I would trust the work you are doing with your therapist. I've never to my knowledge been sexually abused but I have pretty vivid memories of my physical, emotional (mother likely a narcissist), isolation and other forms of neglect. Until she died my mother, who sort of vaguely remembered, used to say I was over-exaggerating. But I saw how she blocked out her own symptoms of a troubling childhood by sheer will...just would not look at why she might have been so rageful. I'm in my 60's now but from my mid 20's into early thirties I worked as a volunteer counsellor in a sexual abuse organisation. We found it quite common that parents or carers just couldn't believe abuse happened. I suspect it really frightened them but I just don't know. Or that it went against everything they trusted (especially if the person was a priest, teacher, well know & well respected member of community; one of their parents). We also found that some parents were able to convince the person describing abuse that it wasn't true (only for flashbacks to re-trigger). Also, my sister was abused at 12/13 years over a period. She began getting flashes of memory in her 30's (along with alcoholism/bulimia addictions to deal with the pain)...I always told her I believed her even though the person was a family member. I sensed at a gut level she was right. The alleged abuser behaved in a way that might suggest disturbance too. I'm talking a highly dysfunctional line of people. In the last year my sister has gone into recovery and now is certain of the abuse...to the point of having evidence. I didn't need that. Her alcoholims and bulimia stem from the exact same time. Now other family members who were resistant to her believe it too. That took at least 15 years of her keeping to her story and me supporting (fairly low level albeit).

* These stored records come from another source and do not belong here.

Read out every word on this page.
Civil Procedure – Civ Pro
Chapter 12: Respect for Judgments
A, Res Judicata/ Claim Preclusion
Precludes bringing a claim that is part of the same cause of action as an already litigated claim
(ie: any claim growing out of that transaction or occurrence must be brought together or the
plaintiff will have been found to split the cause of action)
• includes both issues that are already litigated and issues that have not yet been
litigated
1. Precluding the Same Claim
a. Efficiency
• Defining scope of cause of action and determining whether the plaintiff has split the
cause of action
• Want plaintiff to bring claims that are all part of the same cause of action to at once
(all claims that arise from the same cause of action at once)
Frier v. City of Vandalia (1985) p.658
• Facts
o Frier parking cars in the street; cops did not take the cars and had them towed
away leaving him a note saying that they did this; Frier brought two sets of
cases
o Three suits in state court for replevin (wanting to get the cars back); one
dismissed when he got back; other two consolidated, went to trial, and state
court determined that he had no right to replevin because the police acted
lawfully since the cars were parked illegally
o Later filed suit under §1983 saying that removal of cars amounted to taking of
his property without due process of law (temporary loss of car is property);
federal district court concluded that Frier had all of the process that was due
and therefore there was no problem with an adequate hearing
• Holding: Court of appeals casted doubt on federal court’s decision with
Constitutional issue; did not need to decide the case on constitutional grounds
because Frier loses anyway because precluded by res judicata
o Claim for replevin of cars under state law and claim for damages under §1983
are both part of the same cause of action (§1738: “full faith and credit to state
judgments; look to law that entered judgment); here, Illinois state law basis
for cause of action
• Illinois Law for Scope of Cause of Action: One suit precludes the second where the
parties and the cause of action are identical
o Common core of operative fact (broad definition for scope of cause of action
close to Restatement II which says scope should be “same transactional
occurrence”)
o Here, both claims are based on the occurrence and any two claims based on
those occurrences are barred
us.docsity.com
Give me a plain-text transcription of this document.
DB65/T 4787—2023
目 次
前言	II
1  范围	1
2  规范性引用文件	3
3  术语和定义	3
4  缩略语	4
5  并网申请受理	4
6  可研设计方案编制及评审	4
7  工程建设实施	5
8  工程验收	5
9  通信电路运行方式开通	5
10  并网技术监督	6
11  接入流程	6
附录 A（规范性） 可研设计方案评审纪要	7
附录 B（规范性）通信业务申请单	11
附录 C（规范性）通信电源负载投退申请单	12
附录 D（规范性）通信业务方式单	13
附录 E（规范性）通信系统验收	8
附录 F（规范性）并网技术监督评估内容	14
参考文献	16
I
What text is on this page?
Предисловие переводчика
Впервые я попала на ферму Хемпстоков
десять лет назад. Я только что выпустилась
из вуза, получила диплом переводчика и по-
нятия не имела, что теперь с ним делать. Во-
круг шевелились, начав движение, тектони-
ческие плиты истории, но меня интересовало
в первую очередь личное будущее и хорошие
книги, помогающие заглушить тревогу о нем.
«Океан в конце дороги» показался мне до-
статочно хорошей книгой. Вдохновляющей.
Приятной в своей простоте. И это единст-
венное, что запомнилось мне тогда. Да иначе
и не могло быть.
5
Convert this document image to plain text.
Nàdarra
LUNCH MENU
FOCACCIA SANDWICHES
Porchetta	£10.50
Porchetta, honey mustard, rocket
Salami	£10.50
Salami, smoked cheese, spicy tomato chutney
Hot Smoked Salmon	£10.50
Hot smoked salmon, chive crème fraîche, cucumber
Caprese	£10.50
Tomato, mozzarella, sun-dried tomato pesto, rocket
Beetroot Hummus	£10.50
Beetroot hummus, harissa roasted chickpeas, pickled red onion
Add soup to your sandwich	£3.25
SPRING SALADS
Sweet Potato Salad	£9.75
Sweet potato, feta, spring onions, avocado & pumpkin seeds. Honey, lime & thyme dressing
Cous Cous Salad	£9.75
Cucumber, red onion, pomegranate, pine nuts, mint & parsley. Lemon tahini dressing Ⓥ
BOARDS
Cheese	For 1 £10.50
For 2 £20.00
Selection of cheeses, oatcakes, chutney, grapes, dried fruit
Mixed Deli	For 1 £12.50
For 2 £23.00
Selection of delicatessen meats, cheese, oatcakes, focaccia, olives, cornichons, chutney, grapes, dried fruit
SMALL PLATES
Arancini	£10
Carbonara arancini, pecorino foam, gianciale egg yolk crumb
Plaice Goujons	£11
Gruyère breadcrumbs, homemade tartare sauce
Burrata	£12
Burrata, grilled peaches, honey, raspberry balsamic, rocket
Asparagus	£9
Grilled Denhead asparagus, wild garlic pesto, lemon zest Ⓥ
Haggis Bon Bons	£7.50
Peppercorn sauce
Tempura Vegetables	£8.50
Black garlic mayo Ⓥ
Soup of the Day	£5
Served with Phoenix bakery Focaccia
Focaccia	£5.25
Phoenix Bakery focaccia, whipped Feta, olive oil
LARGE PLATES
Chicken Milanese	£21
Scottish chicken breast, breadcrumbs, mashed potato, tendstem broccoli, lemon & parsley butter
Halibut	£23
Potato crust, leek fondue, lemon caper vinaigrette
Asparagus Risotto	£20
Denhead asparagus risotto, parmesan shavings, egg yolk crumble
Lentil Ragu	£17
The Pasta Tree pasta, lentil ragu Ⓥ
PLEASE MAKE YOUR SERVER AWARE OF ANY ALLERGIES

So I'll reiterate to trust your gut and your therapist. People are not necessarily trying to be unhelpful when they challenge us. I'm learning to have compassion for their defense mechanisms but it doesn't mean I agree with them! Therapy helps us to trust our own instinct and build confidence that we are okay with them. But you may never convince anyone else. Know that people (as on this site) who have similar experiences and understand the confusions and stresses around sharing with others (or seeking validation that may never come) are people who believe.